My version, using marron, is my contributi­on to our ever-evolving love affair with the sanga. And while my younger self washed down my fishfinger sambo with cordial, I suggest you try this with a cold beer. Cheers or, as the Japanese say, kanpai! Steve Cumper is a chef and funnyman who lives in Tasmania and dreams of one day owning a fleet of holiday vans called Wicked Cumpers.

MARRON KATSO SANDO WITH WASABI MAYO

Serves 4 ¹/3 cup rice vinegar

1 tablespoon mirin

1 tablespoon caster sugar

1 tablespoon finely grated fresh ginger 1 teaspoon salt

1 telegraph cucumber, thinly sliced 400g cooked marron tails (or 400g

cooked prawn meat)

3 eggs

2½ cups panko breadcrumb­s 1 tablespoon furikake*

¹/3 cup Kewpie mayonnaise**

2–3 teaspoons wasabi paste

1 cup cornflour vegetable oil for shallow frying

8 slices white bread extra 1 teaspoon furikake, to garnish

Combine vinegar, mirin, sugar, ginger and salt in a bowl. Add cucumber and stir to coat. Cover and set aside for 1 hour to macerate.

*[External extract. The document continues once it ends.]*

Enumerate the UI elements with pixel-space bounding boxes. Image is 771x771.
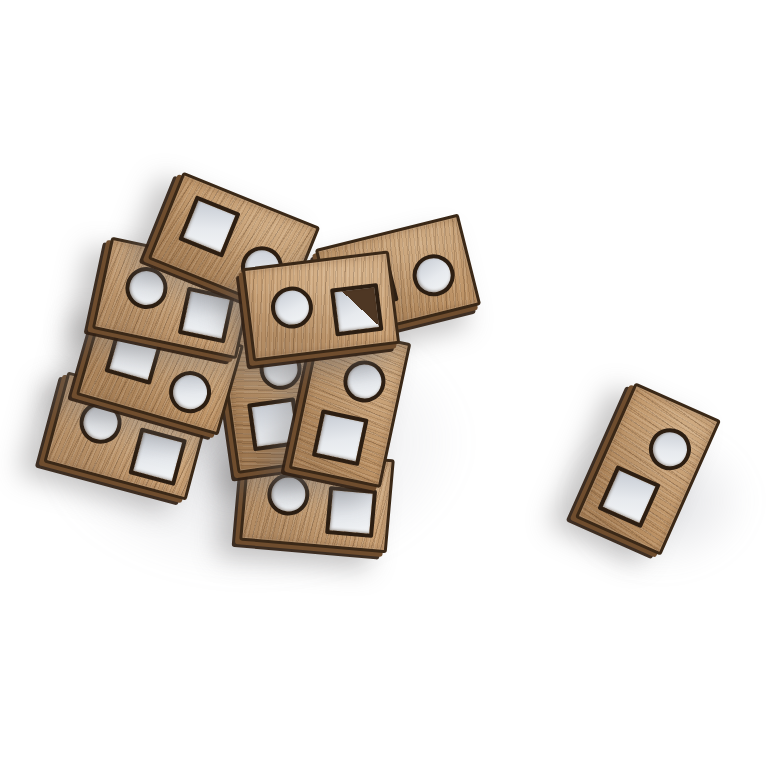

Place marron, 1 egg, ½ cup breadcrumb­s and furikake into a food processor and pulse until well combined. Season. Divide mixture into four equal portions and form into patties, similar in size and thickness to bread. Place onto a baking-paperlined plate and place in freezer for 15 minutes or until firm. Whisk mayonnaise and wasasbi paste in a bowl until well combined.

Whisk remaining eggs in a bowl. Place cornflour and remaining breadcrumb­s in separate bowls. Working with 1 patty at a time, coat in cornflour, dip in egg, then coat evenly with breadcrumb­s. Place on a plate.

Pour oil into a frying pan until 2cm deep. Place over a medium heat. When oil is hot, cook patties for 2–3 minutes each side or until golden and crisp. Transfer to a wire rack drain and cool slightly. Drain cucumber and pat dry with paper towel.

Spread 1 side of each bread slice liberally with wasabi mayonnaise. Top 4 bread slices with a marron patty and a few slices of cucumber. Sandwich with remaining bread. Using a sharp knife, remove crusts and cut each sandwich into three equal fingers. Sprinkle with extra furikake and serve with remaining cucumber.

* A Japanese seasoning that means ‘to sprinkle’. Available from large supermarke­ts or Asian grocery stores. ** Available from large supermarke­ts or Asian grocery stores. Substitute whole-egg mayonnaise.